Marx was reticent about speculating on what the communist utopia would actually be like. We know that the communist dystopia looks something like George Orwell’s 1984, as has been fully realised in the Democratic People’s Republic of Korea. But why wouldn’t the utopian version be something like Brave New World?
As Terry Eagleton says, “leisure is something you have to work for”, which is why Marxists cannot enjoy the fruits of their leisure. They are too busy. Busy doing what? Working for the future leisure utopia of course! And how do they keep themselves busy? Well, they read Marxist tracts. They attend meetings. They go on marches and demos. They talk incessantly about how awful capitalism is.
Marxists are too busy to “self-realise”. They will not rest until the communist leisure utopia has arrived. But what if the capitalist leisure utopia has already arrived? What’s the advantage of a communist one? Well, for a start, people won’t waste their time on stupid capitalist bourgeois nonsense. They won’t be greedy. They won’t be individualistic or materialistic. They will be communists. Which sound lovely if you happen to be a communist. But if you’re not, you’ll probably be hard pressed to think of anything worse.

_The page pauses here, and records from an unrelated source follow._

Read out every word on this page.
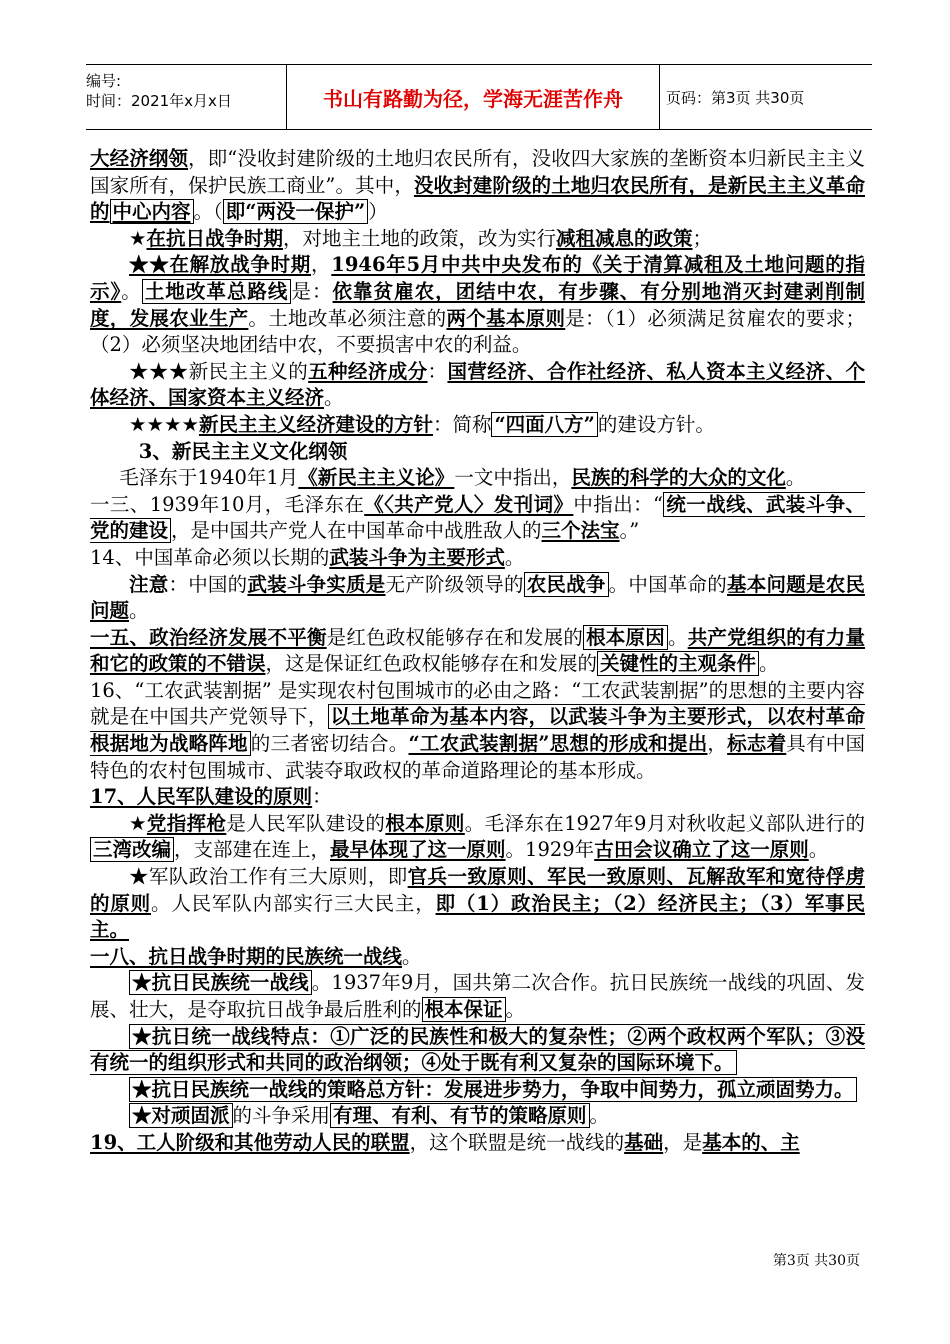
编号:
时间：2021年x月x日	书山有路勤为径，学海无涯苦作舟	页码：第3页 共30页

大经济纲领，即“没收封建阶级的土地归农民所有，没收四大家族的垄断资本归新民主主义国家所有，保护民族工商业”。其中，没收封建阶级的土地归农民所有，是新民主主义革命的 中心内容 。（ 即“两没一保护” ）

★在抗日战争时期，对地主土地的政策，改为实行减租减息的政策；

★★在解放战争时期，1946年5月中共中央发布的《关于清算减租及土地问题的指示》。 土地改革总路线 是：依靠贫雇农，团结中农，有步骤、有分别地消灭封建剥削制度，发展农业生产。土地改革必须注意的两个基本原则是：（1）必须满足贫雇农的要求；（2）必须坚决地团结中农，不要损害中农的利益。

★★★新民主主义的五种经济成分：国营经济、合作社经济、私人资本主义经济、个体经济、国家资本主义经济。

★★★★新民主主义经济建设的方针：简称 “四面八方” 的建设方针。

3、新民主主义文化纲领

毛泽东于1940年1月《新民主主义论》一文中指出，民族的科学的大众的文化。

一三、1939年10月，毛泽东在《〈共产党人〉发刊词》中指出：“ 统一战线、武装斗争、党的建设 ，是中国共产党人在中国革命中战胜敌人的三个法宝。”

14、中国革命必须以长期的武装斗争为主要形式。

注意：中国的武装斗争实质是无产阶级领导的 农民战争 。中国革命的基本问题是农民问题。

一五、政治经济发展不平衡是红色政权能够存在和发展的 根本原因 。共产党组织的有力量和它的政策的不错误，这是保证红色政权能够存在和发展的 关键性的主观条件 。

16、“工农武装割据” 是实现农村包围城市的必由之路：“工农武装割据”的思想的主要内容就是在中国共产党领导下， 以土地革命为基本内容，以武装斗争为主要形式，以农村革命根据地为战略阵地 的三者密切结合。“工农武装割据”思想的形成和提出，标志着具有中国特色的农村包围城市、武装夺取政权的革命道路理论的基本形成。

17、人民军队建设的原则：

★党指挥枪是人民军队建设的根本原则。毛泽东在1927年9月对秋收起义部队进行的三湾改编 ，支部建在连上，最早体现了这一原则。1929年古田会议确立了这一原则。

★军队政治工作有三大原则，即官兵一致原则、军民一致原则、瓦解敌军和宽待俘虏的原则。人民军队内部实行三大民主，即（1）政治民主；（2）经济民主；（3）军事民主。

一八、抗日战争时期的民族统一战线。

★抗日民族统一战线 。1937年9月，国共第二次合作。抗日民族统一战线的巩固、发展、壮大，是夺取抗日战争最后胜利的 根本保证 。

★抗日统一战线特点：①广泛的民族性和极大的复杂性；②两个政权两个军队；③没有统一的组织形式和共同的政治纲领；④处于既有利又复杂的国际环境下。

★抗日民族统一战线的策略总方针：发展进步势力，争取中间势力，孤立顽固势力。

★对顽固派 的斗争采用 有理、有利、有节的策略原则 。

19、工人阶级和其他劳动人民的联盟，这个联盟是统一战线的基础，是基本的、主

第3页 共30页
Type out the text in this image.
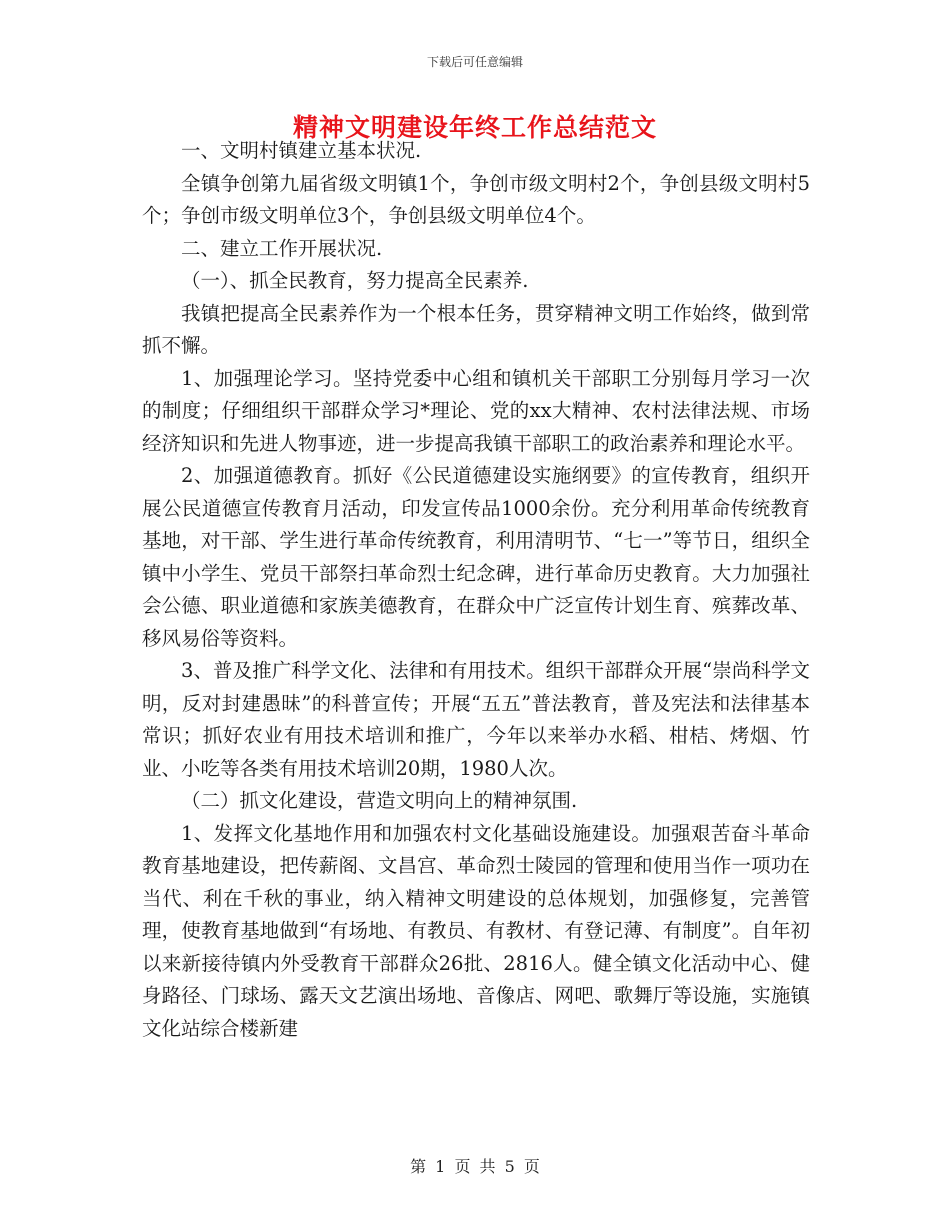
下载后可任意编辑
精神文明建设年终工作总结范文

一、文明村镇建立基本状况.

全镇争创第九届省级文明镇1个，争创市级文明村2个，争创县级文明村5个；争创市级文明单位3个，争创县级文明单位4个。

二、建立工作开展状况.

（一）、抓全民教育，努力提高全民素养.

我镇把提高全民素养作为一个根本任务，贯穿精神文明工作始终，做到常抓不懈。

1、加强理论学习。坚持党委中心组和镇机关干部职工分别每月学习一次的制度；仔细组织干部群众学习*理论、党的xx大精神、农村法律法规、市场经济知识和先进人物事迹，进一步提高我镇干部职工的政治素养和理论水平。

2、加强道德教育。抓好《公民道德建设实施纲要》的宣传教育，组织开展公民道德宣传教育月活动，印发宣传品1000余份。充分利用革命传统教育基地，对干部、学生进行革命传统教育，利用清明节、“七一”等节日，组织全镇中小学生、党员干部祭扫革命烈士纪念碑，进行革命历史教育。大力加强社会公德、职业道德和家族美德教育，在群众中广泛宣传计划生育、殡葬改革、移风易俗等资料。

3、普及推广科学文化、法律和有用技术。组织干部群众开展“崇尚科学文明，反对封建愚昧”的科普宣传；开展“五五”普法教育，普及宪法和法律基本常识；抓好农业有用技术培训和推广，今年以来举办水稻、柑桔、烤烟、竹业、小吃等各类有用技术培训20期，1980人次。

（二）抓文化建设，营造文明向上的精神氛围.

1、发挥文化基地作用和加强农村文化基础设施建设。加强艰苦奋斗革命教育基地建设，把传薪阁、文昌宫、革命烈士陵园的管理和使用当作一项功在当代、利在千秋的事业，纳入精神文明建设的总体规划，加强修复，完善管理，使教育基地做到“有场地、有教员、有教材、有登记薄、有制度”。自年初以来新接待镇内外受教育干部群众26批、2816人。健全镇文化活动中心、健身路径、门球场、露天文艺演出场地、音像店、网吧、歌舞厅等设施，实施镇文化站综合楼新建

第 1 页 共 5 页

In any case, Marx was right about leisure. You need leisure time in order to self-realise. But he was wrong about how to go about getting it. Perpetual revolution, perpetual Marxism, perpetual class struggle, don’t exactly free up time. You just end up swapping muggle pastimes for muppet ones. And you will never be content to put down your arms, because human nature being what it is, however history turns out, you will never accept that we have actually reached the longed for utopia.
The only way to truly “self-realise” is to realise that you are responsible for what you do with your time. You can choose how much to work. You can choose how to spend your free time. You don’t really need loads of money, so you don’t really need to work really hard. You don’t really need to buy that new jacket or watch that new series. You don’t have to be a capitalist muggle. Equally, you can choose not to obsess about how other people don’t have the same luxury. You don’t have to be a Marxist muppet.
If you really want a leisure utopia of endless time for self-realisation here and now, not in some fanciful imaginary future, why not be a monk or a nun? That’s what monasteries are for.
Marx was half right in that we need basic material conditions in order to be able to fulfill our human potential for self-realisation. But he was wrong in supposing that material conditions go all the way. At a certain point, a very close point in fact, the spiritual takes over.
Which is not to say you shouldn’t work for the material betterment of humanity. Some people are called to help the poor and to fight on behalf of the oppressed. Some of them call themselves Christians; some of them call themselves Marxists. But the poor are always with us. The way society is organised is not necessarily fundamentally corrupt and does not necessarily need to be completely overturned. In fact, the British model of parliamentary democracy works rather well. Locke, Smith, Mandeville, Hume, Burke, Ferguson and Disraeli were not stupid. In any case, the Marxist critique of capitalism as such is irrelevant to the actual amelioration of living standards for real people in the real world.
There is a world of difference between social democracy and democratic socialism. The former is committed to social justice and relief of the dispossessed. The latter is committed to upending the capitalist system. History has shown more incontrovertibly than any political argument that socialism is a disaster for everyone except the apparatchiks.
The only way to tackle the excesses of capitalism is through a spiritual revolution, not a material one. We are in the middle of a spiritual crisis. Sadly, Marxism is part of the problem, not part of the solution.